The lecture proved a huge, if somewhat startling, success. "People were falling all over themselves, and I thought: 'What did I do?' I didn't even have a piano at my disposal. I had to play all the music on cassette. But audience members came up and asked, 'Where are you teaching?' I was 26 years old, a graduate student at Berkeley. I wasn't teaching anywhere."
Over time, Greenberg could be found lecturing everywhere.
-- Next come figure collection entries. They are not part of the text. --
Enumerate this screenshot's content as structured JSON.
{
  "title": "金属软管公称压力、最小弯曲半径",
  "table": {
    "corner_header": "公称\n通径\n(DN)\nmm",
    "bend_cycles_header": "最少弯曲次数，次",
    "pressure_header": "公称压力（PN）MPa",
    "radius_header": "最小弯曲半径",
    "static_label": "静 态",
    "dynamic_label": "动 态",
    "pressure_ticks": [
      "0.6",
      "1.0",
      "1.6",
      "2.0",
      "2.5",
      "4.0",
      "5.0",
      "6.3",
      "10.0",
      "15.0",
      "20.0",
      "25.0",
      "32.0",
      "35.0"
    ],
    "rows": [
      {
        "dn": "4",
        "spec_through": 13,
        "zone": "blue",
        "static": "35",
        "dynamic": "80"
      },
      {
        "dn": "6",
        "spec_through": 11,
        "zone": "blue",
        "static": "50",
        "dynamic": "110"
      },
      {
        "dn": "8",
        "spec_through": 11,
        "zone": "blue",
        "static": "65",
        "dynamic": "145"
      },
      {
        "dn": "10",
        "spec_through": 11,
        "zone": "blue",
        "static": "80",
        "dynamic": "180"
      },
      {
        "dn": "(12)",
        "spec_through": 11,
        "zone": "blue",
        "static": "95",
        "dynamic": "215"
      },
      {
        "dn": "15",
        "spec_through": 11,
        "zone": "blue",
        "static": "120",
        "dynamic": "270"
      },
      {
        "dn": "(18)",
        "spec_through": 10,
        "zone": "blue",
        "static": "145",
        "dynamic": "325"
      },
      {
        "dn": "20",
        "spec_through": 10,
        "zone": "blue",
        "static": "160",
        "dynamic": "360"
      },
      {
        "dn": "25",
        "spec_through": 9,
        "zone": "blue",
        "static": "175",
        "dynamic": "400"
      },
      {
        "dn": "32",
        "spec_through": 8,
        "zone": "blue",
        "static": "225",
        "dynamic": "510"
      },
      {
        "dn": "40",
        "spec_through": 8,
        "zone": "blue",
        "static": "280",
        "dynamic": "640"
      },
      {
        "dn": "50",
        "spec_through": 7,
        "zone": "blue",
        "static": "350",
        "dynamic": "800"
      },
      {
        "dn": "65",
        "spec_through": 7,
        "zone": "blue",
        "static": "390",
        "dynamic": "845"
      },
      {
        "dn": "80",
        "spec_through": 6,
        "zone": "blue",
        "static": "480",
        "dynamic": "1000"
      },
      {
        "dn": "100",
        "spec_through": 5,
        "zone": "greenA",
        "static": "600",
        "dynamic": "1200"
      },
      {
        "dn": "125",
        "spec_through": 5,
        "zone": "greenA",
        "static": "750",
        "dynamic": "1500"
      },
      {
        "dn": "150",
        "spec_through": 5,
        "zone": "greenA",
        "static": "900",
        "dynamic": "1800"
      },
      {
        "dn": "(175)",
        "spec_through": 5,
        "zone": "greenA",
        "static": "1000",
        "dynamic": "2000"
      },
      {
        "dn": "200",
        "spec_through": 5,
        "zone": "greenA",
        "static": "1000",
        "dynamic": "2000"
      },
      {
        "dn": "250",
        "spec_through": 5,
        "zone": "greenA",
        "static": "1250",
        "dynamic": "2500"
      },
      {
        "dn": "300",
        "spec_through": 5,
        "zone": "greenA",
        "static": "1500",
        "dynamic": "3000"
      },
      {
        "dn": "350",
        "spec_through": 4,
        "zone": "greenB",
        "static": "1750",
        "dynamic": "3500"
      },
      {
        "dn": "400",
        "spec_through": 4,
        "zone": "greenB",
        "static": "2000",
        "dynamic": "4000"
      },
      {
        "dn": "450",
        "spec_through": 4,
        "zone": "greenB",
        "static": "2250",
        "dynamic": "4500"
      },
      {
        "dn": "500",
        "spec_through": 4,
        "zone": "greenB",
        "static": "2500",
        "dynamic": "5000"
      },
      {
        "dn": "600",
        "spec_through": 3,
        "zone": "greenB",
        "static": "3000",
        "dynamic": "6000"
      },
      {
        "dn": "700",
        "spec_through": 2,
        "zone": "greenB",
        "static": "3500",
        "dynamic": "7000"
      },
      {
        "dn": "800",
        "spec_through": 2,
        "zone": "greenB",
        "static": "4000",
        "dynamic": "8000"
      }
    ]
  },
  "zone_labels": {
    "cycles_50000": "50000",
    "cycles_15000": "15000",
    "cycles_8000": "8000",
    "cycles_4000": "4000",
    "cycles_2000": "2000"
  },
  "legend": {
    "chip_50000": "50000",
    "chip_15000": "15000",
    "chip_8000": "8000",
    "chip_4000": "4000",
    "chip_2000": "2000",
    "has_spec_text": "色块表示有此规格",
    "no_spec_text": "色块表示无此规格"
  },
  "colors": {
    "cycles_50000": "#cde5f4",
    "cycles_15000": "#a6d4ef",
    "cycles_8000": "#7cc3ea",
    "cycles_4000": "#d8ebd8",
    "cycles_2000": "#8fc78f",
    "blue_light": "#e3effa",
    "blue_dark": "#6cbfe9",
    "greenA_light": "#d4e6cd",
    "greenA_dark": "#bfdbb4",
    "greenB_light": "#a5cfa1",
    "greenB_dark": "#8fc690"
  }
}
He led evening courses for UC Extension on Beethoven and Mahler, and when one of his students suggested he undertake a private course in her San Francisco home, he leapt at the opportunity. For 15 years, Greenberg complemented his public lectures with private classes, accumulating a following throughout the Bay Area. Introductions by Earl Cheit, dean emeritus of the Haas School of Business and an enthusiastic student of Greenberg's, also led to an unexpected corporate clientele. Greenberg has alternated lectures for San Francisco Performances on romanticism, Russian music, and Bach's "Goldberg Variations" with presentations to the Haas School of Business executive program on "Music as a Mirror" of cultural, social, and economic change.
This past November, Greenberg presented a lecture on "Blues, Jazz, and Rock & Roll" for a batch of students visiting Cal from Switzerland. The evening proved classic Greenberg: the cyclonic energy at the podium; the lecturer whipping together the rhythms of West African drumming and the plaintive voicings of African-American spirituals (with the Swiss students pounding on their desktops and calling out a highly inflected approximation of the blues); and, as a denouement, the conflation of Robert Johnson, John Philip Sousa, Charlie Parker, and Carole King as an example of cultures reshaping themselves through mutual influence, a kind of musical globalism.
Most of all, the presentation emphasized Greenberg's perennial faith that the fluent, frequent, and joyous exploration of great music of all varieties can add immensely to the lives of every one of us. A little learning complemented by lots of listening, says Greenberg, is all we need.
Fred Setterberg '75 is the author of The Roads Taken: Travels Through America's Literary Landscapes (1995).